Best practices are not static; they evolve alongside advancements that redefine what is achievable.
In constructing type well profiles (TWP) for oil and gas production, the traditional approach has relied on decline curve parameters to create a "best fit" for average historical production. While this method served the industry well, it inherently simplifies the nonlinear behavior of unconventional reservoirs and creates limitations (SPE 158867).
With advancements in the use of artificial intelligence (AI) models to predict future production, this best-fit simplification is no longer necessary. As the industry shifts to tighter well spacing and the development of Tier 1a and Tier 2 rock, leveraging more data to create production forecasts becomes increasingly critical.
AI-based forecasting, coupled with percentile-based methods, such as P10/P50/P90 analysis and distribution plots, enables a more comprehensive view of production variability and uncertainty. Together, AI models and probabilistic outputs provide a reliable alternative workflow to traditional best-fit decline curve approaches for type well construction.
Traditional Curve Fitting and Its Limitations in Unconventional Reservoirs
Historically, TWPs have been constructed by aggregating production histories from relevant analog wells and creating a decline curve that best fits the combined production data. This curve, expressed through Arps or multi-segment Arps formulas, is based on a physical description of the reservoir and represents the final output used in economic evaluations and forecasts. Industry norms have long relied on this workflow, which provides a streamlined and standardized approach to forecasting.
However, the accuracy of this best fit can be subjective. Decline curve analysis (DCA) inputs of initial production point, and b-factor and decline percent, both which change several times over the early life of the well, can be estimated as very different values based on the interpretation of the historical and analogue data.

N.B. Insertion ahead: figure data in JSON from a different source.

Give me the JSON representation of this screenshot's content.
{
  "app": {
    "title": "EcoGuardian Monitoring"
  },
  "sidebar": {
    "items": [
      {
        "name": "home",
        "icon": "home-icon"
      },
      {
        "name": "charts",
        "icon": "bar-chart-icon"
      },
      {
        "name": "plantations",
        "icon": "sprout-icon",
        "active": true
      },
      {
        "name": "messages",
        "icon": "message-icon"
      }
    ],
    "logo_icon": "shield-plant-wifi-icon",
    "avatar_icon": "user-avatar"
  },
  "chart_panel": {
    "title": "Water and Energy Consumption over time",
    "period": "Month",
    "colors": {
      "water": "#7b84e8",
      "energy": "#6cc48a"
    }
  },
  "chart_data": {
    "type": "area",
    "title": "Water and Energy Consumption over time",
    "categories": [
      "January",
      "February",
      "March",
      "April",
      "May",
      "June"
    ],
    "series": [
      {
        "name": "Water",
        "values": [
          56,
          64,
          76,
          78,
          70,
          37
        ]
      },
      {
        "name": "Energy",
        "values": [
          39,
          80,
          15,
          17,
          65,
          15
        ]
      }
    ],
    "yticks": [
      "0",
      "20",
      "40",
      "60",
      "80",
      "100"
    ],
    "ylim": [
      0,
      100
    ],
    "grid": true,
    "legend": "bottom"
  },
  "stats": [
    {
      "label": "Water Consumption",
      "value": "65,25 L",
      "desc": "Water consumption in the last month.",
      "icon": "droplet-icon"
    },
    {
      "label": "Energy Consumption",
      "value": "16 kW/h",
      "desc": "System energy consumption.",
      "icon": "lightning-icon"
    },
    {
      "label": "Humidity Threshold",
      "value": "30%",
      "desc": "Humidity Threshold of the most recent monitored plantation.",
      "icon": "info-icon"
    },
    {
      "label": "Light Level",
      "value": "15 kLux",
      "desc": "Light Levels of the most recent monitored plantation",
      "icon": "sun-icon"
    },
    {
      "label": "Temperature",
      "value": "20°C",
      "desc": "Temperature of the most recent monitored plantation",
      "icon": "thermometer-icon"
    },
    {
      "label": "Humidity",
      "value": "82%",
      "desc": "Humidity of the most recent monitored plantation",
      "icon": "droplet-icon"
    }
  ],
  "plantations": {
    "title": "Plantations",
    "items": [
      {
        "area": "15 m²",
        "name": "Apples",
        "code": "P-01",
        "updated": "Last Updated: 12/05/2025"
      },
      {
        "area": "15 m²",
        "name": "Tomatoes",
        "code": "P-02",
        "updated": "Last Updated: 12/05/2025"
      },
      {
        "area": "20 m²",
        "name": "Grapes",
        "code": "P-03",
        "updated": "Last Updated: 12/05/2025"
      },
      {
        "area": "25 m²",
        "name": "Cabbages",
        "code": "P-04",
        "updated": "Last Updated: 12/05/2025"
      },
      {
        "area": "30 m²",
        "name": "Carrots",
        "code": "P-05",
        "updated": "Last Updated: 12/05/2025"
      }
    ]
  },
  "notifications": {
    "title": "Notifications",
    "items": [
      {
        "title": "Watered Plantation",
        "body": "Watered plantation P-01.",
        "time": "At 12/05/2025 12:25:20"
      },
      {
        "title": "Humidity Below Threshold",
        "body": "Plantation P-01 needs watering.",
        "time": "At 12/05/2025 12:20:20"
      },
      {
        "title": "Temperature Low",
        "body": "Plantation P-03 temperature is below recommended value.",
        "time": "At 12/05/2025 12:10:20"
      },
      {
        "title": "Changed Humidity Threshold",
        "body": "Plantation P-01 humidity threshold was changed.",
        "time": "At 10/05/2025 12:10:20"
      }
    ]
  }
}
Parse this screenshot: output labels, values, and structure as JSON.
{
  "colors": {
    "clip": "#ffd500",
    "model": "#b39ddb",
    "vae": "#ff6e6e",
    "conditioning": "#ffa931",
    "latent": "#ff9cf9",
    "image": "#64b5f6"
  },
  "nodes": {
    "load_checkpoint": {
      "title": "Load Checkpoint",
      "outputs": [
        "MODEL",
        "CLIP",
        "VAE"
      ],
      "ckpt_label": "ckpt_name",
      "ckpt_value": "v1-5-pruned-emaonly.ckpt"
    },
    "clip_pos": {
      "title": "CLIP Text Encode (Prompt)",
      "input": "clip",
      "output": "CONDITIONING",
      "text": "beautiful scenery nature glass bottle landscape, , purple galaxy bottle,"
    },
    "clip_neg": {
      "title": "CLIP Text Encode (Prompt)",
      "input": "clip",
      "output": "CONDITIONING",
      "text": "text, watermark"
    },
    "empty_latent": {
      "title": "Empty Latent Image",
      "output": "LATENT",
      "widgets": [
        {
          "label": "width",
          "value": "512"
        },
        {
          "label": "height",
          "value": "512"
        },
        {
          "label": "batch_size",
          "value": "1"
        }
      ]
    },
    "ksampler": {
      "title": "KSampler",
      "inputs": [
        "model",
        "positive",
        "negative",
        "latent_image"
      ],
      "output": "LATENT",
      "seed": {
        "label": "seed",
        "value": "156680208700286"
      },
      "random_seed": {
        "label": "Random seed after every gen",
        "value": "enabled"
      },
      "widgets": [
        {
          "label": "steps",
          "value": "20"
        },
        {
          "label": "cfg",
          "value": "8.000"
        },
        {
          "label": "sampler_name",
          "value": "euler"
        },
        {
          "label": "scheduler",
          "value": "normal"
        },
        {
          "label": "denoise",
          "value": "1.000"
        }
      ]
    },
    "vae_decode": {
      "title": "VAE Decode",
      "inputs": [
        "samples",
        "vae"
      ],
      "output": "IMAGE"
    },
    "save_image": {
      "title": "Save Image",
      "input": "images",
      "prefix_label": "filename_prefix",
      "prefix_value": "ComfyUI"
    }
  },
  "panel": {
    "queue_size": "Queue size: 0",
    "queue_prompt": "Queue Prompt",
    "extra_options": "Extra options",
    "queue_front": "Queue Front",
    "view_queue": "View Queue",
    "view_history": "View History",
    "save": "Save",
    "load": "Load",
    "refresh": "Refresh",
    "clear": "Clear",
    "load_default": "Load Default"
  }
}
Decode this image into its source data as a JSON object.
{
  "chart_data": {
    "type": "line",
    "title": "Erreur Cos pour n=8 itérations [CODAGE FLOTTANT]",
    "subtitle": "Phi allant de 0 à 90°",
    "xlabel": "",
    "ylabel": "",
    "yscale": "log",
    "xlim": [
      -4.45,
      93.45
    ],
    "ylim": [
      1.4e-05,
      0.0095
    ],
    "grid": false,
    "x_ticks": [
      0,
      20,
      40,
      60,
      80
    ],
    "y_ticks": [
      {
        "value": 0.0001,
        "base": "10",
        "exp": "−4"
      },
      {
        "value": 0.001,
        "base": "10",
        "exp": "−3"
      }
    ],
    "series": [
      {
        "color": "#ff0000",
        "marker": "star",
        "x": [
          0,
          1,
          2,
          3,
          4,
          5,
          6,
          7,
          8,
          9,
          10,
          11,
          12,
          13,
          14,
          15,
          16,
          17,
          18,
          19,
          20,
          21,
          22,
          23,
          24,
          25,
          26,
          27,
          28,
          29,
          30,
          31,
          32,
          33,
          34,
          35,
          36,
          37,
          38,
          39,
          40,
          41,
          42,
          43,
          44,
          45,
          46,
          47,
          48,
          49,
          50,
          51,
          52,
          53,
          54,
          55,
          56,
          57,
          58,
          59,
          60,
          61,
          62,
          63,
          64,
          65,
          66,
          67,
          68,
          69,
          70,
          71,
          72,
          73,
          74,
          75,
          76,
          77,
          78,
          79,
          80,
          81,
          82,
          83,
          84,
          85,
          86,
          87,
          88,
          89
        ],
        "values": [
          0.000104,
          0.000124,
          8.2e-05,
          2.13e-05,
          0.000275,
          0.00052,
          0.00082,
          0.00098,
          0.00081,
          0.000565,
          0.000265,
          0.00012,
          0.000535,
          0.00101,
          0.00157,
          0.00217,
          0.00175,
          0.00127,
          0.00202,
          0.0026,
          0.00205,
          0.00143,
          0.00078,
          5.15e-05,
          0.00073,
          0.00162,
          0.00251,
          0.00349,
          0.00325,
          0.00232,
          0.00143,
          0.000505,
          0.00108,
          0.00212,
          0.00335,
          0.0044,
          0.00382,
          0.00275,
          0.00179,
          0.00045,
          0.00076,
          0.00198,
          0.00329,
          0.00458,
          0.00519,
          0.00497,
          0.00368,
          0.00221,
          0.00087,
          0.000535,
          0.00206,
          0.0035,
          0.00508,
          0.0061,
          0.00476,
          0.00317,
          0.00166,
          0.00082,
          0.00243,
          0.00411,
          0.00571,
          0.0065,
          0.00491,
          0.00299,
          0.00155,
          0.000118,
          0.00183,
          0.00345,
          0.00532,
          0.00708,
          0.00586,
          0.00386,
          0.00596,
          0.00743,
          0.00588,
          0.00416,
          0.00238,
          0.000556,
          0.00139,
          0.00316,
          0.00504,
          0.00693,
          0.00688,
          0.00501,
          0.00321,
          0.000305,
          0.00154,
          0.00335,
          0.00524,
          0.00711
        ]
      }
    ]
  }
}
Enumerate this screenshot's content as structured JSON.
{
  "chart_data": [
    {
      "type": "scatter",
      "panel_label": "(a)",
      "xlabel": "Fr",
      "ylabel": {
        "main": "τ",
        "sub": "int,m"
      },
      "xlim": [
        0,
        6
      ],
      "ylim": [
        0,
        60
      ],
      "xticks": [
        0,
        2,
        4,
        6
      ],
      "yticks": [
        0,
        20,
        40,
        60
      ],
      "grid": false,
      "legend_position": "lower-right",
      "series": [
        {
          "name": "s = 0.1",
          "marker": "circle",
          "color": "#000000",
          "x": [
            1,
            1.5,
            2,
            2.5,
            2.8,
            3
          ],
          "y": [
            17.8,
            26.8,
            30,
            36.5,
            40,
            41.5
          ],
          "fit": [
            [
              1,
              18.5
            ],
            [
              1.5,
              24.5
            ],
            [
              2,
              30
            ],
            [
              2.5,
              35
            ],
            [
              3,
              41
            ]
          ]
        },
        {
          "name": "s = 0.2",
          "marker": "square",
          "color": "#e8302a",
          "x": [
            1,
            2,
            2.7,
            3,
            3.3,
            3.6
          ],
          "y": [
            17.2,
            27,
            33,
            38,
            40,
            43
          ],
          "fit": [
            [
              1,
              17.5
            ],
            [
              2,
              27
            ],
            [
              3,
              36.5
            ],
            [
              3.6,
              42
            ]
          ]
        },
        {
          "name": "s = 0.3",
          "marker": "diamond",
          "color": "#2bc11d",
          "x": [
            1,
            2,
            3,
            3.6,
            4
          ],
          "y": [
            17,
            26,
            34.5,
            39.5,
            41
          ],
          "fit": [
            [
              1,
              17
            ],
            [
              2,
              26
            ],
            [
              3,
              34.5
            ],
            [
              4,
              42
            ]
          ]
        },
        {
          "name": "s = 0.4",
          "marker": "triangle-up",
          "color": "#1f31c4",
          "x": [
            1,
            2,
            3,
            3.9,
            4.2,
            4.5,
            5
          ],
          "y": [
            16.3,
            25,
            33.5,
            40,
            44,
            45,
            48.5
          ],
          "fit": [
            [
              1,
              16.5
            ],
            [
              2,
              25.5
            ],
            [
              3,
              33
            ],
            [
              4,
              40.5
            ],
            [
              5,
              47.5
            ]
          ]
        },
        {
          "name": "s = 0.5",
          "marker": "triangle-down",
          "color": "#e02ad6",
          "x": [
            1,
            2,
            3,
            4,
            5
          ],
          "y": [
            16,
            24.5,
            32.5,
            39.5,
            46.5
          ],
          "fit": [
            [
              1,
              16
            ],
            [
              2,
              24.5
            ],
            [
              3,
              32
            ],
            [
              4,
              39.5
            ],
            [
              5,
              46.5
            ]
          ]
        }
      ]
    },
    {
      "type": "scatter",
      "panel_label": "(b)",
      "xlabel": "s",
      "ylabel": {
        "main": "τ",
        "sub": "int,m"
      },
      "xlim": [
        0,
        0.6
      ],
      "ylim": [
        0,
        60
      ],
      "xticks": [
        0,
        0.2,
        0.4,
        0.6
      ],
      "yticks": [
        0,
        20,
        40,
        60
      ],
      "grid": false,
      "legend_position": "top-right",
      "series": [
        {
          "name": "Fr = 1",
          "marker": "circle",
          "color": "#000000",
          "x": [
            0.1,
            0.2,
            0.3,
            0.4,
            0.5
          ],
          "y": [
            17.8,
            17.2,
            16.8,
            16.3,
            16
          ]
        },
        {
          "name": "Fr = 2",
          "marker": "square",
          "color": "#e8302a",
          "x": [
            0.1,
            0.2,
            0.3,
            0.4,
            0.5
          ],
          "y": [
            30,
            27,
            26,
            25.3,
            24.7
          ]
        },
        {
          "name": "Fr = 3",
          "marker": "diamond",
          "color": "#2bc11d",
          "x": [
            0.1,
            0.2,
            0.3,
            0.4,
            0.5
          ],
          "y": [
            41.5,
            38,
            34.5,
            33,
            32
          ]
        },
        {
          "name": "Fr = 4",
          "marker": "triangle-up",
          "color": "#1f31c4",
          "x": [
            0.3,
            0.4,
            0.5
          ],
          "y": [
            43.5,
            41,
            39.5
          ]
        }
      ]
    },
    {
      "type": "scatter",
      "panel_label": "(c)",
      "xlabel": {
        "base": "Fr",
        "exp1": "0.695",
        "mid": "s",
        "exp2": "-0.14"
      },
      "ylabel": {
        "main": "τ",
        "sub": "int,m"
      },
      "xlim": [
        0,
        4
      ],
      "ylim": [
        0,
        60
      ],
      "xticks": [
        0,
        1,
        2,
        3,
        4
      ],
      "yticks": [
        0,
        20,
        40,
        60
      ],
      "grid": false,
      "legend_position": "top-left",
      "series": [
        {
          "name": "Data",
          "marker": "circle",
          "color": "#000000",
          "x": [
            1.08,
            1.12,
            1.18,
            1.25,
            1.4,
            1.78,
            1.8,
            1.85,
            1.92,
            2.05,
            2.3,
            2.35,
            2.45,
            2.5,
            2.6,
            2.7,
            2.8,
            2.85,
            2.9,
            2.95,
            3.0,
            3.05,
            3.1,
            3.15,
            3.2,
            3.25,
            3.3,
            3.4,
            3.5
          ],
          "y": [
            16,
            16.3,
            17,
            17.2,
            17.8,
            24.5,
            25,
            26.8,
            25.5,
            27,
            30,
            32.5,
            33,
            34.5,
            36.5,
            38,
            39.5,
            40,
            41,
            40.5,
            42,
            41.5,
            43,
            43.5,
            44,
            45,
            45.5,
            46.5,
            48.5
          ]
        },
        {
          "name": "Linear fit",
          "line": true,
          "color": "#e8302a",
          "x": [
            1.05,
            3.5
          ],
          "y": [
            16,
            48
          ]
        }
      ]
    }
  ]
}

Percentile-Based Analysis: A Better Alternative
One evolution of best practices has been the use of percentile-based approaches, previously not traditionally embedded in unconventional workflows due to computational demands. Percentile-based approaches, such as the Modified Time Slice method (SPEE Monograph 5), address some of the limitations of traditional DCA by incorporating probabilities associated with higher or lower production outcomes.
Tangible Impacts of Using AI To Improve TWP Development
A few of the concrete advantages of using AI models to do forecasting include:
- Accurate Short-Term Forecasting—DCA struggles in the first 1 to 24 months when production is highly nonlinear and b-values are changing, obscuring critical variations during the most volatile phase of a well's life.
- Reproducible Answers—Traditional curve fitting introduces variability based on who is performing the analysis. Pure data-driven forecasts ensure consistent, repeatable results.
- Better Analog Well Selection—AI systematically analyzes vast datasets using statistical methods, offering a more objective and consistently applied approach to identifying relevant analogs.
- Full Probabilistic Forecasting—Unlike DCA's single best fit curve, AI models generate forecasts across a full probability distribution, explicitly quantifying uncertainty akin to Monte Carlo simulations.
- Adaptive Learning through Periodic Updates—AI models are periodically updated with new operational data and benefit from advancements in AI technology.
Note that AI-driven forecasting does not replace the expertise of engineers and asset teams. Instead, it serves as a decision-support tool, enhancing traditional workflows by providing a more data driven and probabilistic view of well performance.